To solve for x (OH-), we need to rearrange the equation for Kb:
Kb = (x)(x) / (0.001 - x)
Multiplying both sides by (0.001 - x):
Kb(0.001 - x) = x^2
Expanding the left side:
0.001Kb - Kbx = x^2
Rearranging the equation:
x^2 + Kb x - 0.001Kb = 0
Now we have a quadratic equation in terms of x. Using the quadratic formula, we can solve for x:
x = (-b ± √(b^2 - 4ac)) / (2a)
In this case, a = 1, b = Kb, and c = -0.001Kb.
x = (-Kb ± √(Kb^2 - 4(1)(-0.001Kb))) / (2(1))
Simplifying further:
x = (-Kb ± √(Kb^2 + 0.004Kb^2)) / 2
x = (-Kb ± √(1.004Kb^2)) / 2
x = (-Kb ± Kb√1.004) / 2
Now, to determine whether to use the positive or negative sign, we need to consider the concentration of OH-. Since it is much smaller than the initial concentration of strychnine (0.001M), we can assume that x is much smaller than 0.001M. Therefore, x ≈ Kb√1.004.

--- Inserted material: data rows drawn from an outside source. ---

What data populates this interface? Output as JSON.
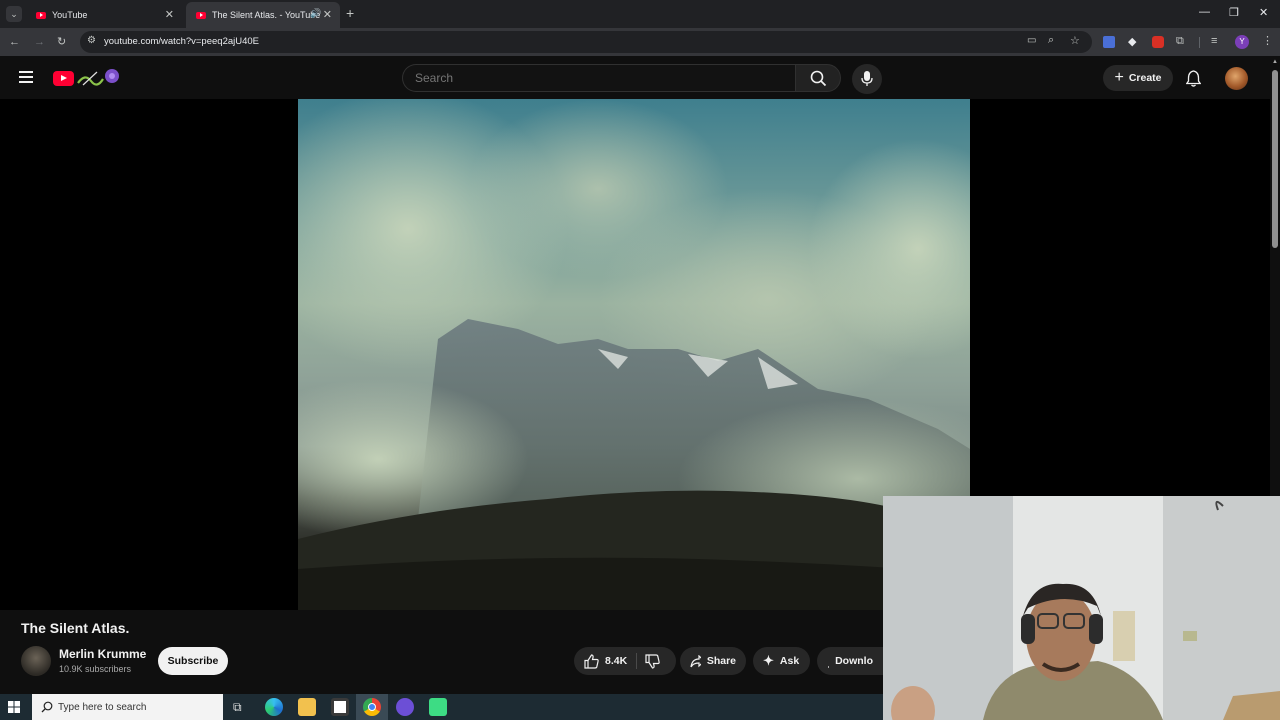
{
  "browser": {
    "tabs": [
      {
        "title": "YouTube",
        "active": false
      },
      {
        "title": "The Silent Atlas. - YouTube",
        "active": true
      }
    ],
    "url": "youtube.com/watch?v=peeq2ajU40E",
    "profile_initial": "Y"
  },
  "youtube": {
    "search_placeholder": "Search",
    "create_label": "Create"
  },
  "video": {
    "title": "The Silent Atlas.",
    "channel_name": "Merlin Krumme",
    "subscribers": "10.9K subscribers",
    "subscribe_label": "Subscribe",
    "likes": "8.4K",
    "share_label": "Share",
    "ask_label": "Ask",
    "download_label": "Downlo"
  },
  "taskbar": {
    "search_placeholder": "Type here to search"
  },
  "colors": {
    "youtube_red": "#ff0033",
    "page_bg": "#0f0f0f",
    "chrome_bg": "#202124"
  }
}
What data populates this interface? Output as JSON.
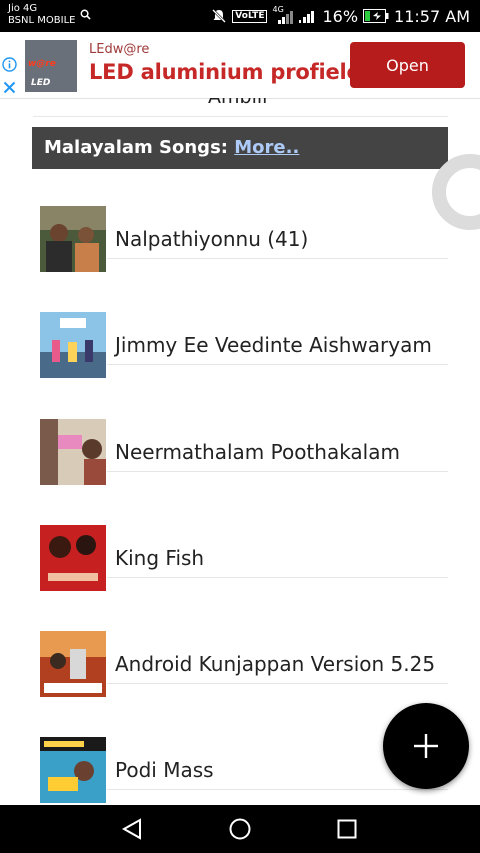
{
  "status_bar": {
    "carrier_line1": "Jio 4G",
    "carrier_line2": "BSNL MOBILE",
    "volte": "VoLTE",
    "network": "4G",
    "battery": "16%",
    "time": "11:57 AM"
  },
  "ad": {
    "logo_text_a": "LED",
    "logo_text_b": "w@re",
    "brand": "LEdw@re",
    "headline": "LED aluminium profielen",
    "cta": "Open"
  },
  "content": {
    "partial_item": "Ambili",
    "section": {
      "label": "Malayalam Songs:",
      "more": "More.."
    },
    "songs": [
      {
        "title": "Nalpathiyonnu (41)"
      },
      {
        "title": "Jimmy Ee Veedinte Aishwaryam"
      },
      {
        "title": "Neermathalam Poothakalam"
      },
      {
        "title": "King Fish"
      },
      {
        "title": "Android Kunjappan Version 5.25"
      },
      {
        "title": "Podi Mass"
      }
    ]
  },
  "fab": {
    "icon": "plus-icon"
  },
  "nav": {
    "back": "back-triangle-icon",
    "home": "home-circle-icon",
    "recent": "recent-square-icon"
  }
}
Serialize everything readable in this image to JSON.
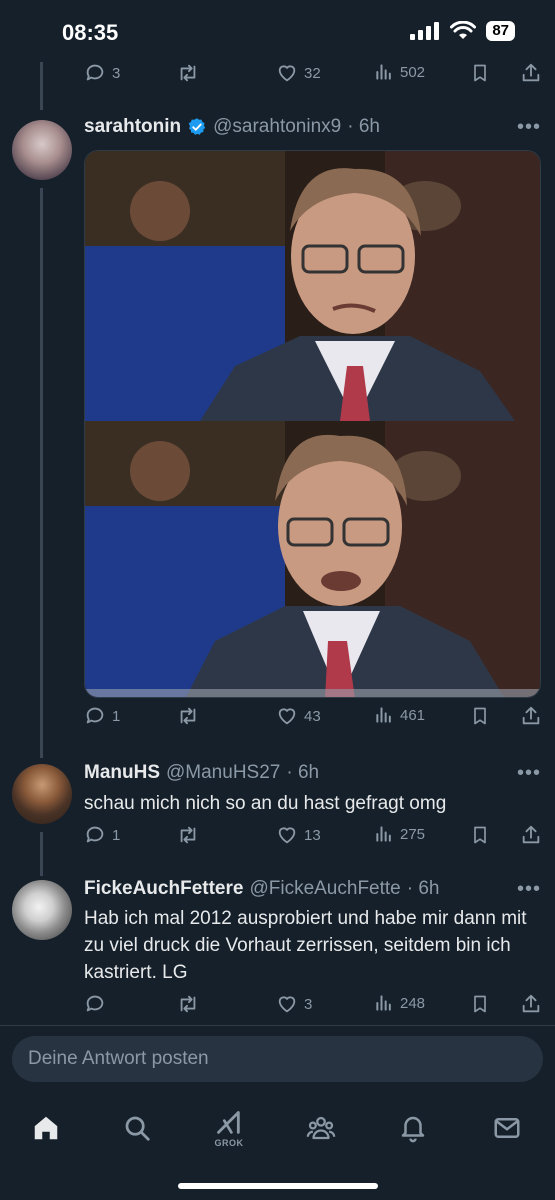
{
  "status_bar": {
    "time": "08:35",
    "battery": "87"
  },
  "top_actions": {
    "replies": "3",
    "retweets": "",
    "likes": "32",
    "views": "502"
  },
  "tweets": [
    {
      "name": "sarahtonin",
      "verified": true,
      "handle": "@sarahtoninx9",
      "time": "· 6h",
      "text": "",
      "has_media": true,
      "actions": {
        "replies": "1",
        "retweets": "",
        "likes": "43",
        "views": "461"
      }
    },
    {
      "name": "ManuHS",
      "verified": false,
      "handle": "@ManuHS27",
      "time": "· 6h",
      "text": "schau mich nich so an du hast gefragt omg",
      "has_media": false,
      "actions": {
        "replies": "1",
        "retweets": "",
        "likes": "13",
        "views": "275"
      }
    },
    {
      "name": "FickeAuchFettere",
      "verified": false,
      "handle": "@FickeAuchFette",
      "time": "· 6h",
      "text": "Hab ich mal 2012 ausprobiert und habe mir dann mit zu viel druck die Vorhaut zerrissen, seitdem bin ich kastriert. LG",
      "has_media": false,
      "actions": {
        "replies": "",
        "retweets": "",
        "likes": "3",
        "views": "248"
      }
    }
  ],
  "reply_box": {
    "placeholder": "Deine Antwort posten"
  },
  "nav": {
    "grok_label": "GROK"
  },
  "icons": {
    "reply": "reply-icon",
    "retweet": "retweet-icon",
    "like": "heart-icon",
    "views": "views-icon",
    "bookmark": "bookmark-icon",
    "share": "share-icon",
    "home": "home-icon",
    "search": "search-icon",
    "grok": "grok-icon",
    "communities": "communities-icon",
    "notifications": "bell-icon",
    "messages": "mail-icon"
  },
  "colors": {
    "background": "#15202b",
    "text": "#e7e9ea",
    "muted": "#8b98a5",
    "verified": "#1d9bf0"
  }
}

Finally, we plug in the value of Kb (1.0 x 10^-6) into the equation:
x ≈ (1.0 x 10^-6)√1.004
x ≈ (1.0 x 10^-6) x 0.032
x ≈ 3.2 x 10^-8
So, the approximate concentration of OH- (x) in the 0.001M solution of strychnine is 3.2 x 10^-8 M.
To calculate the pH of the solution, we can use the equation: pH = -log10[OH-]
pH ≈ -log10(3.2 x 10^-8)
pH ≈ 7.5
Therefore, the approximate pH of the 0.001M solution of strychnine is 7.5.